Der Begriff der „ethnischen Herkunft“ im Sinne des § 1 AGG ist weit zu verstehen und erfasst Angehörige fremder Völker und Kulturen, ohne dass die betreffende Gruppe durch einheitliche gemeinsame Merkmale geprägt sein muss. Nicht dem Begriff der ethnischen Herkunft zuzuordnen ist die Staatsangehörigkeit. Knüpft eine scheinbar auf Staatsangehörigkeit abstellende Differenzierung jedoch tatsächlich an die Zugehörigkeit zu einer Volks- oder Kulturgemeinschaft an, liegt eine Benachteiligung wegen der Ethnie vor (vgl. BAG, 21.06.2012 - Az: 8 AZR 364/11).

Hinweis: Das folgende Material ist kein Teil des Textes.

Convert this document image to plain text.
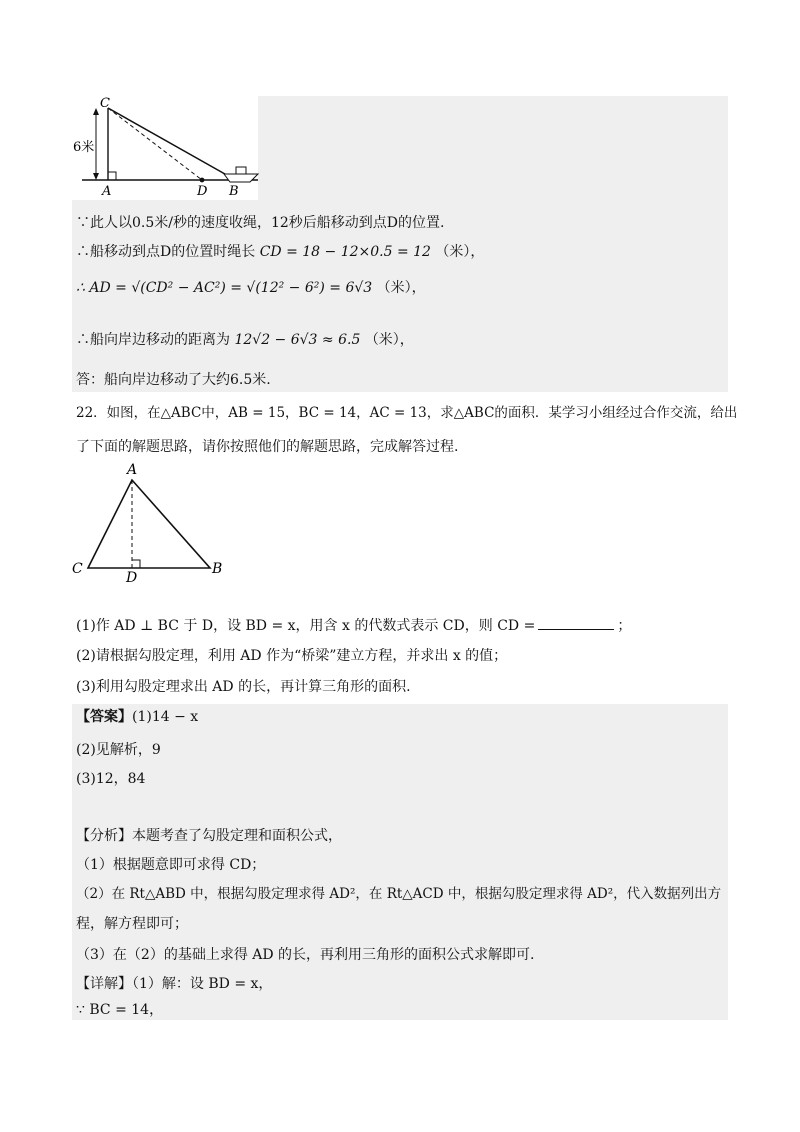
C
A	D B
6米
∵此人以0.5米/秒的速度收绳，12秒后船移动到点D的位置.
∴船移动到点D的位置时绳长 CD = 18 − 12×0.5 = 12 （米），
∴ AD = √(CD² − AC²) = √(12² − 6²) = 6√3 （米），
∴船向岸边移动的距离为 12√2 − 6√3 ≈ 6.5 （米），
答：船向岸边移动了大约6.5米.
22．如图，在△ABC中，AB = 15，BC = 14，AC = 13，求△ABC的面积．某学习小组经过合作交流，给出
了下面的解题思路，请你按照他们的解题思路，完成解答过程.
A
C
D
B
(1)作 AD ⊥ BC 于 D，设 BD = x，用含 x 的代数式表示 CD，则 CD =	；
(2)请根据勾股定理，利用 AD 作为“桥梁”建立方程，并求出 x 的值；
(3)利用勾股定理求出 AD 的长，再计算三角形的面积.
【答案】(1)14 − x
(2)见解析，9
(3)12，84
【分析】本题考查了勾股定理和面积公式，
（1）根据题意即可求得 CD；
（2）在 Rt△ABD 中，根据勾股定理求得 AD²，在 Rt△ACD 中，根据勾股定理求得 AD²，代入数据列出方
程，解方程即可；
（3）在（2）的基础上求得 AD 的长，再利用三角形的面积公式求解即可.
【详解】（1）解：设 BD = x，
∵ BC = 14，
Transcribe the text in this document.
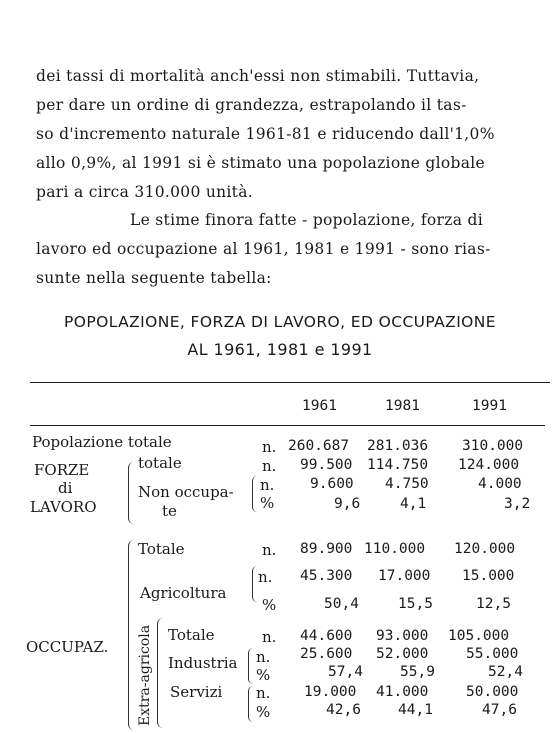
dei tassi di mortalità anch'essi non stimabili. Tuttavia,
per dare un ordine di grandezza, estrapolando il tas-
so d'incremento naturale 1961-81 e riducendo dall'1,0%
allo 0,9%, al 1991 si è stimato una popolazione globale
pari a circa 310.000 unità.
Le stime finora fatte - popolazione, forza di
lavoro ed occupazione al 1961, 1981 e 1991 - sono rias-
sunte nella seguente tabella:
POPOLAZIONE, FORZA DI LAVORO, ED OCCUPAZIONE
AL 1961, 1981 e 1991
1961	1981	1991
Popolazione totale
FORZE
di
LAVORO
OCCUPAZ. Extra-agricola
totale
Non occupa-
te
Totale
Agricoltura
Totale
Industria
Servizi
n.
n.
n.
%
n.
n.
%
n.
n.
%
n.
%
260.687
99.500
9.600
9,6
89.900
45.300
50,4
44.600
25.600
57,4
19.000
42,6
281.036
114.750
4.750
4,1
110.000
17.000
15,5
93.000
52.000
55,9
41.000
44,1
310.000
124.000
4.000
3,2
120.000
15.000
12,5
105.000
55.000
52,4
50.000
47,6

Das Anforderungskriterium „Deutsch als Muttersprache“ in einer Stellenausschreibung verstößt gegen § 7 Abs. 1 i.V.m. §§ 1, 11 AGG. Als Muttersprache gilt die in der frühen Kindheit ohne formalen Unterricht erlernte Sprache; der Begriff knüpft damit an die Herkunft einer Person zu einem bestimmten Sprachraum an, die vom Einzelnen nicht beeinflusst werden kann. Mit der Forderung nach „Deutsch als Muttersprache“ werden sämtliche Bewerber, die Deutsch nicht als erste Sprache erworben haben, unabhängig von ihrem tatsächlichen Sprachniveau wegen der Nichtzugehörigkeit zur deutschen Ethnie ausgeschlossen. Das Merkmal der Muttersprache indiziert nur die Herkunft, nicht die sprachliche Kompetenz des Einzelnen. Es gibt keinen Erfahrungssatz, dass Muttersprachler eine Sprache besser beherrschen als Personen, die diese als Fremdsprache erlernt haben (vgl. ArbG Berlin, 11.02.2009 - Az: 55 Ca 16952/08).

Die in der Literatur vertretene Auffassung, „Muttersprachler“ sei wohlwollend im Sinne perfekter Sprachbeherrschung zu interpretieren, überzeugt nicht. Maßgeblich ist der objektive Empfängerhorizont: Ein Bewerber muss das Kriterium so verstehen, wie es im allgemeinen Sprachgebrauch definiert ist. Eine Auslegung, wonach damit lediglich sehr gute Sprachkenntnisse gefordert werden, scheidet aus, wenn die Stellenausschreibung ausdrücklich „Deutsch als Muttersprache“ verlangt. Sind sehr gute Sprachkenntnisse für eine Tätigkeit erforderlich, ist es dem Arbeitgeber unbenommen, diese als solche in die Ausschreibung aufzunehmen (vgl. BAG, 22.06.2011 - Az: 8 AZR 48/10; LAG Nürnberg, 05.10.2011 - Az: 2 Sa 171/11).